Poche macchine circolavano. I più erano ancora dentro a riposare dopo un’abbondante pranzo, alcuni si stavano già risvegliando dal pisolino ristoratore che si erano concessi, mentre altri avevano già acceso la televisione per seguire le partite di campionato che presto sarebbero iniziate.

Livia avanzava gaiamente, saltellando, ripetendo a mente le parole della canzone “ due mondi ” che aveva ascoltato la notte prima e che le aveva fatto pensare, forse per la prima volta seriamente, all’amore e a come questa forza potesse smuovere così tanto gli animi e infiammare i cuori.

Prima di uscire si era guardata allo specchio cercando ancora una volta di scorgervi l’immagine che lei desiderava, e nuovamente era rimasta delusa nell’osservare la ragazza di sempre, magra, emaciata, scura in volto, forse poco piacente, dalla personalità complessa non ancora del tutto formata, alla ricerca di un forte stimolo che la facesse uscire dal guscio, che la facesse veramente gioire.

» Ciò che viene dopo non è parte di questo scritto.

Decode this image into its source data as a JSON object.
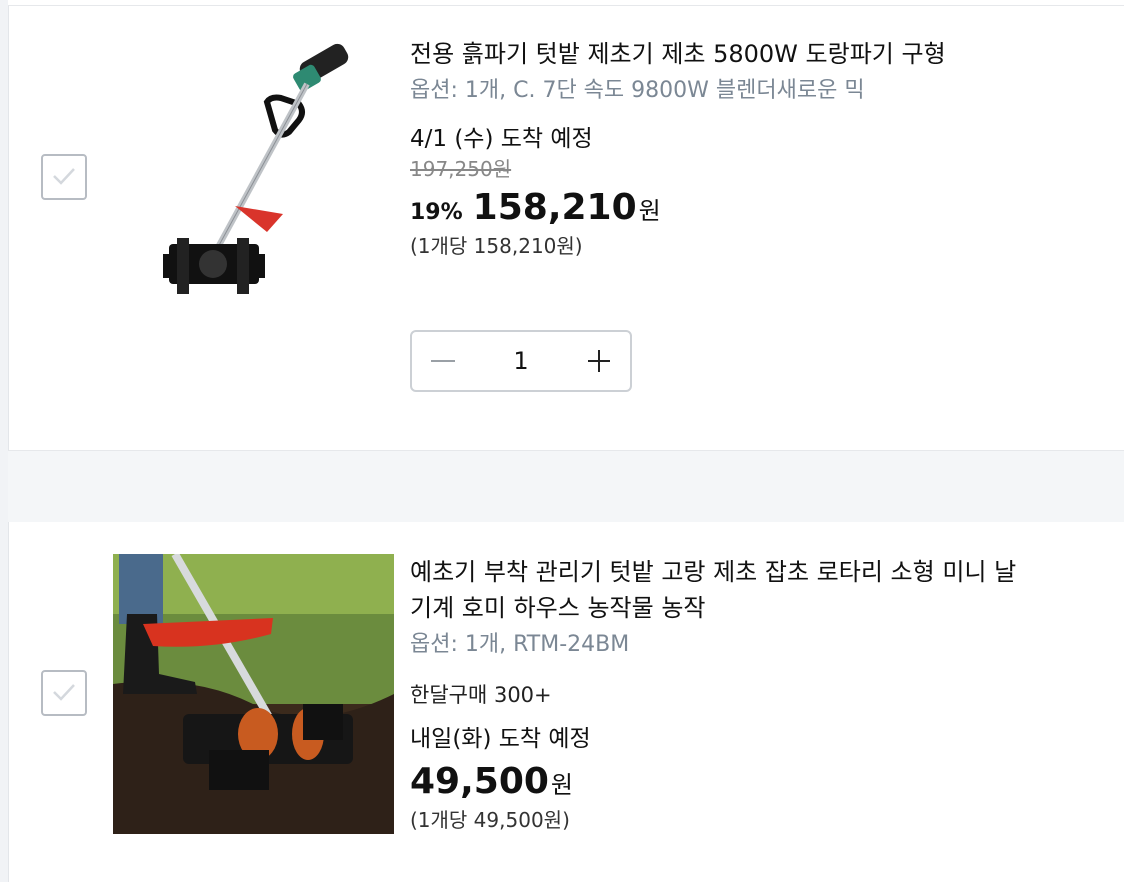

Per anni aveva dovuto subire di essere etichettata dagli altri come la figlia del “dottore” e della “contessa”, termini usati malignamente da coloro che ignoravano il suo stato d’animo.

Mentre camminava saltellando, per distogliere la mente dai brutti pensieri fantasticava, pensando che un giorno anche lei avrebbe incontrato il principe azzurro e che una volta sposati si sarebbero trasferiti su un’isola deserta, come nei film.

Teneva la mente occupata da tutto questo ed era già tornata a sorridere.

Fra l’altro tra poco avrebbe riabbracciato la cara nonnina, che non vedeva da diversi giorni.

Era ormai giunta alla soglia di casa. I raggi del sole iniziavano a pizzicarle la schiena.

Alza gli occhi verso il campanello, va per suonare ma si ferma.

Il portone è aperto. Lo spinge ed entra. La nonna lo avrà lasciato aperto, pensa, mentre saltella lungo il corridoio. In fondo a destra c’era il salotto dove la cara vecchietta di solito si sedeva per lavorare a maglia. La chiama a gran voce, poco prima di entrare: – nonna, sono io, hai dimenticato di chiudere il port… d’improvviso le parole le si smorzano nella gola.

Guarda la nonna, riversa a terra con la faccia in giù, in un lago di sangue; anche le pareti e le porte sono imbrattate, schizzate come da vernice rossa.

Livia si porta le mani al volto. Piange. Grida. È scioccata. Non sa cosa fare. Le gira la testa.

Poi lo sguardo va a sinistra. Le sembra di vedere qualcosa, una sagoma. Un uomo. C’è un uomo dietro la tenda che la sta fissando. Livia grida: – aiuto, chi sei? –

L’uomo esce allo scoperto e avanza verso di lei. È interamente vestito di nero. Il volto scuro, tetro. Non ha l’aspetto di un principe azzurro.

Con la mano destra impugna un coltello da cucina dalla lama insanguinata; nella sinistra stringe un mazzetto di banconote da cinquanta euro.

Quel giorno la nonna di Livia era andata alla posta per ritirare la pensione; il malfattore aveva aspettato che la signora rientrasse e nel momento in cui stava per aprire l’aveva costretta a farlo entrare, per poi ucciderla selvaggiamente. Da lì aveva approfittato per rigirare la casa alla ricerca di altri soldi o di gioielli. Stava quasi per andarsene, quando ha sentito Livia gridare.

Ed ora si trovava proprio di fronte a lei. I suoi occhi, accecati dalla follia, tradivano una furia omicida non ancora del tutto appagata.

Le grida strazianti di Livia si spensero quando la lama affilata del coltello le raggiunse il ventre, mentre tutt’intorno si offuscava e svaniva, in un tremendo istante, in cui il dolore si mischiò alla sua assoluta indecifrabilità.

Il resto si sa: i pianti, i lamenti dei parenti, ma soprattutto il senso si vuoto nei cuori dei genitori. Davanti ad un interminabile cordoglio funebre il loro strazio per la perdita si unì al senso di inettitudine, all’impotenza. Le viscere si rovesciarono nello stomaco e il peso del mondo si sommò al peso del loro mondo.

Niente di simile ai due mondi che Livia si augurava di conoscere, il suo e quello del suo principe azzurro. Forse in un aldilà avrà trovato la pace e avrà conosciuto il vero volto dell’amore. Forse, mentre ci guarderà dall’alto, potrà ancora dipingere i suoi dolci paesaggi e forse quelle sagome scure, dai contorni poco definiti, che lei vi inseriva, prenderanno forma e colore diventando uomini. Uomini, non bestie.